The main purpose of the present study is to introduce the biochemical characteristics of the industrial valuable thermostable pullulan degrading enzyme from Desulfurococcus mucosus DSM2162. Recombinant protein was purified by a combination of thermal treatment and affinity chromatography, with a yield of 15.94% and 7.69-fold purity. Purified enzyme showed the molecular mass of 55,787 Da with optimum activity at 70 °C and a broad range of pH (5.0–9.0) with kcat of 2150 min−1 and Km of 6.55 mg.mL−1, when using starch as substrate. The enzyme activity assay on various polysaccharide substrates revealed the substrate preference of pullulan > amylopectin > β cyclodextrin > starch > glycogen; therefore, it classified as a neopullulanase.
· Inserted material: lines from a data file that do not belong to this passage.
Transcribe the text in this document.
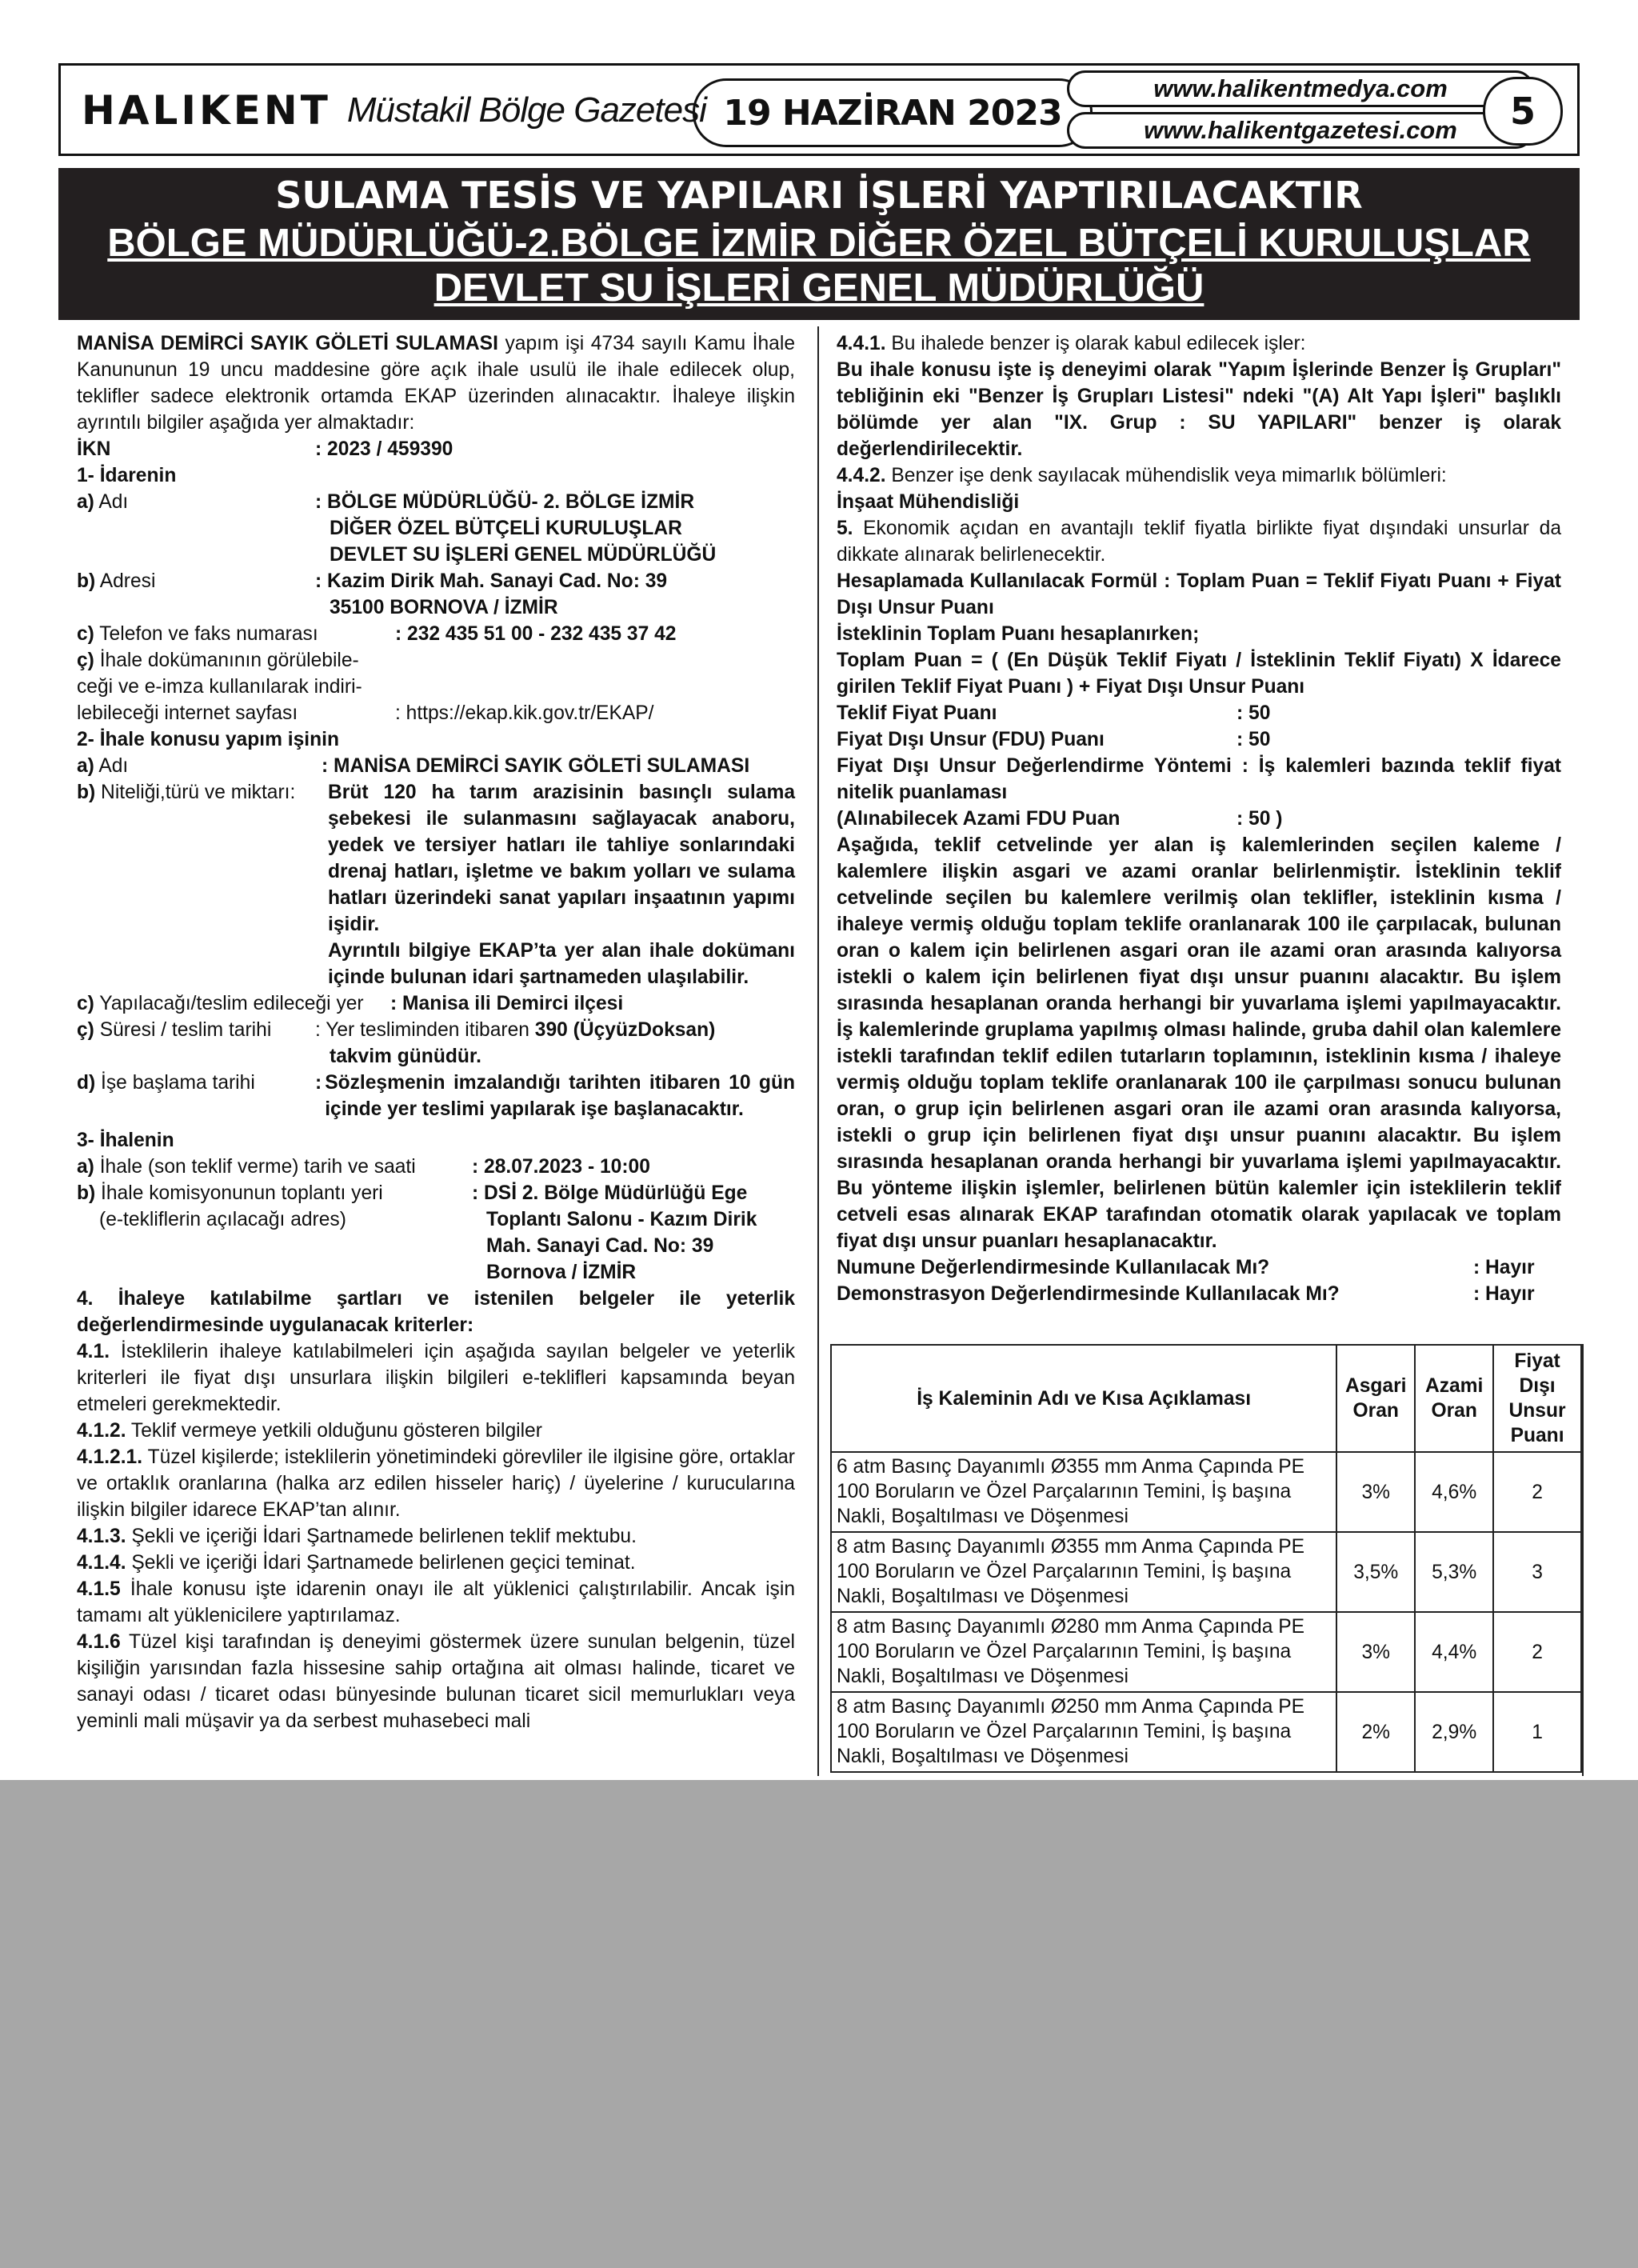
HALIKENT Müstakil Bölge Gazetesi 19 HAZİRAN 2023
www.halikentmedya.com
www.halikentgazetesi.com	5
SULAMA TESİS VE YAPILARI İŞLERİ YAPTIRILACAKTIR
BÖLGE MÜDÜRLÜĞÜ-2.BÖLGE İZMİR DİĞER ÖZEL BÜTÇELİ KURULUŞLAR
DEVLET SU İŞLERİ GENEL MÜDÜRLÜĞÜ

MANİSA DEMİRCİ SAYIK GÖLETİ SULAMASI yapım işi 4734 sayılı Kamu İhale Kanununun 19 uncu maddesine göre açık ihale usulü ile ihale edilecek olup, teklifler sadece elektronik ortamda EKAP üzerinden alınacaktır. İhaleye ilişkin ayrıntılı bilgiler aşağıda yer almaktadır:

İKN	: 2023 / 459390

1- İdarenin

a) Adı	: BÖLGE MÜDÜRLÜĞÜ- 2. BÖLGE İZMİR
DİĞER ÖZEL BÜTÇELİ KURULUŞLAR
DEVLET SU İŞLERİ GENEL MÜDÜRLÜĞÜ
b) Adresi	: Kazim Dirik Mah. Sanayi Cad. No: 39
35100 BORNOVA / İZMİR
c) Telefon ve faks numarası	: 232 435 51 00 - 232 435 37 42
ç) İhale dokümanının görülebile-
ceği ve e-imza kullanılarak indiri-
lebileceği internet sayfası	: https://ekap.kik.gov.tr/EKAP/

2- İhale konusu yapım işinin

a) Adı	: MANİSA DEMİRCİ SAYIK GÖLETİ SULAMASI
b) Niteliği,türü ve miktarı:	Brüt 120 ha tarım arazisinin basınçlı sulama şebekesi ile sulanmasını sağlayacak anaboru, yedek ve tersiyer hatları ile tahliye sonlarındaki drenaj hatları, işletme ve bakım yolları ve sulama hatları üzerindeki sanat yapıları inşaatının yapımı işidir.
Ayrıntılı bilgiye EKAP’ta yer alan ihale dokümanı içinde bulunan idari şartnameden ulaşılabilir.
c) Yapılacağı/teslim edileceği yer	: Manisa ili Demirci ilçesi
ç) Süresi / teslim tarihi	: Yer tesliminden itibaren 390 (ÜçyüzDoksan)
takvim günüdür.
d) İşe başlama tarihi	: Sözleşmenin imzalandığı tarihten itibaren 10 gün içinde yer teslimi yapılarak işe başlanacaktır.

3- İhalenin

a) İhale (son teklif verme) tarih ve saati	: 28.07.2023 - 10:00
b) İhale komisyonunun toplantı yeri
(e-tekliflerin açılacağı adres)
: DSİ 2. Bölge Müdürlüğü Ege
Toplantı Salonu - Kazım Dirik
Mah. Sanayi Cad. No: 39
Bornova / İZMİR

4. İhaleye katılabilme şartları ve istenilen belgeler ile yeterlik değerlendirmesinde uygulanacak kriterler:

4.1. İsteklilerin ihaleye katılabilmeleri için aşağıda sayılan belgeler ve yeterlik kriterleri ile fiyat dışı unsurlara ilişkin bilgileri e-teklifleri kapsamında beyan etmeleri gerekmektedir.

4.1.2. Teklif vermeye yetkili olduğunu gösteren bilgiler

4.1.2.1. Tüzel kişilerde; isteklilerin yönetimindeki görevliler ile ilgisine göre, ortaklar ve ortaklık oranlarına (halka arz edilen hisseler hariç) / üyelerine / kurucularına ilişkin bilgiler idarece EKAP’tan alınır.

4.1.3. Şekli ve içeriği İdari Şartnamede belirlenen teklif mektubu.

4.1.4. Şekli ve içeriği İdari Şartnamede belirlenen geçici teminat.

4.1.5 İhale konusu işte idarenin onayı ile alt yüklenici çalıştırılabilir. Ancak işin tamamı alt yüklenicilere yaptırılamaz.

4.1.6 Tüzel kişi tarafından iş deneyimi göstermek üzere sunulan belgenin, tüzel kişiliğin yarısından fazla hissesine sahip ortağına ait olması halinde, ticaret ve sanayi odası / ticaret odası bünyesinde bulunan ticaret sicil memurlukları veya yeminli mali müşavir ya da serbest muhasebeci mali

4.4.1. Bu ihalede benzer iş olarak kabul edilecek işler:

Bu ihale konusu işte iş deneyimi olarak "Yapım İşlerinde Benzer İş Grupları" tebliğinin eki "Benzer İş Grupları Listesi" ndeki "(A) Alt Yapı İşleri" başlıklı bölümde yer alan "IX. Grup : SU YAPILARI" benzer iş olarak değerlendirilecektir.

4.4.2. Benzer işe denk sayılacak mühendislik veya mimarlık bölümleri:

İnşaat Mühendisliği

5. Ekonomik açıdan en avantajlı teklif fiyatla birlikte fiyat dışındaki unsurlar da dikkate alınarak belirlenecektir.

Hesaplamada Kullanılacak Formül : Toplam Puan = Teklif Fiyatı Puanı + Fiyat Dışı Unsur Puanı

İsteklinin Toplam Puanı hesaplanırken;

Toplam Puan = ( (En Düşük Teklif Fiyatı / İsteklinin Teklif Fiyatı) X İdarece girilen Teklif Fiyat Puanı ) + Fiyat Dışı Unsur Puanı

Teklif Fiyat Puanı	: 50
Fiyat Dışı Unsur (FDU) Puanı	: 50

Fiyat Dışı Unsur Değerlendirme Yöntemi : İş kalemleri bazında teklif fiyat nitelik puanlaması

(Alınabilecek Azami FDU Puan	: 50 )

Aşağıda, teklif cetvelinde yer alan iş kalemlerinden seçilen kaleme / kalemlere ilişkin asgari ve azami oranlar belirlenmiştir. İsteklinin teklif cetvelinde seçilen bu kalemlere verilmiş olan teklifler, isteklinin kısma / ihaleye vermiş olduğu toplam teklife oranlanarak 100 ile çarpılacak, bulunan oran o kalem için belirlenen asgari oran ile azami oran arasında kalıyorsa istekli o kalem için belirlenen fiyat dışı unsur puanını alacaktır. Bu işlem sırasında hesaplanan oranda herhangi bir yuvarlama işlemi yapılmayacaktır. İş kalemlerinde gruplama yapılmış olması halinde, gruba dahil olan kalemlere istekli tarafından teklif edilen tutarların toplamının, isteklinin kısma / ihaleye vermiş olduğu toplam teklife oranlanarak 100 ile çarpılması sonucu bulunan oran, o grup için belirlenen asgari oran ile azami oran arasında kalıyorsa, istekli o grup için belirlenen fiyat dışı unsur puanını alacaktır. Bu işlem sırasında hesaplanan oranda herhangi bir yuvarlama işlemi yapılmayacaktır. Bu yönteme ilişkin işlemler, belirlenen bütün kalemler için isteklilerin teklif cetveli esas alınarak EKAP tarafından otomatik olarak yapılacak ve toplam fiyat dışı unsur puanları hesaplanacaktır.

Numune Değerlendirmesinde Kullanılacak Mı?	: Hayır
Demonstrasyon Değerlendirmesinde Kullanılacak Mı?	: Hayır
İş Kaleminin Adı ve Kısa Açıklaması	Asgari Oran	Azami Oran	Fiyat Dışı Unsur Puanı
6 atm Basınç Dayanımlı Ø355 mm Anma Çapında PE 100 Boruların ve Özel Parçalarının Temini, İş başına Nakli, Boşaltılması ve Döşenmesi	3%	4,6%	2
8 atm Basınç Dayanımlı Ø355 mm Anma Çapında PE 100 Boruların ve Özel Parçalarının Temini, İş başına Nakli, Boşaltılması ve Döşenmesi	3,5%	5,3%	3
8 atm Basınç Dayanımlı Ø280 mm Anma Çapında PE 100 Boruların ve Özel Parçalarının Temini, İş başına Nakli, Boşaltılması ve Döşenmesi	3%	4,4%	2
8 atm Basınç Dayanımlı Ø250 mm Anma Çapında PE 100 Boruların ve Özel Parçalarının Temini, İş başına Nakli, Boşaltılması ve Döşenmesi	2%	2,9%	1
The neopullulanase structural analysis by spectrofluorometer, FT-IR, and circular dichroism spectroscopy indicated the corporation of α-helix (47.3%) and β-sheet (31.6%) in its secondary structure. The melting temperature and specific heat capacity calculations using differential scanning calorimetry confirmed its extreme thermal stability. Further, salt-elevated concentrations resulted in oligomeric state dominancy without any significant influence on the starch-degrading ability. The newly cloned archaeal neopullulanase was with broad activity on polysaccharide substrates, with thermal and salt stability. Thus, the Desulfurococcus mucosus DSM2162 neopullulanase can be introduced as a good candidate to be used in carbohydrate industry.

Additional information

Funding

The present work was supported by Research Affairs Department of Shiraz University [grant number 95INT4M143077].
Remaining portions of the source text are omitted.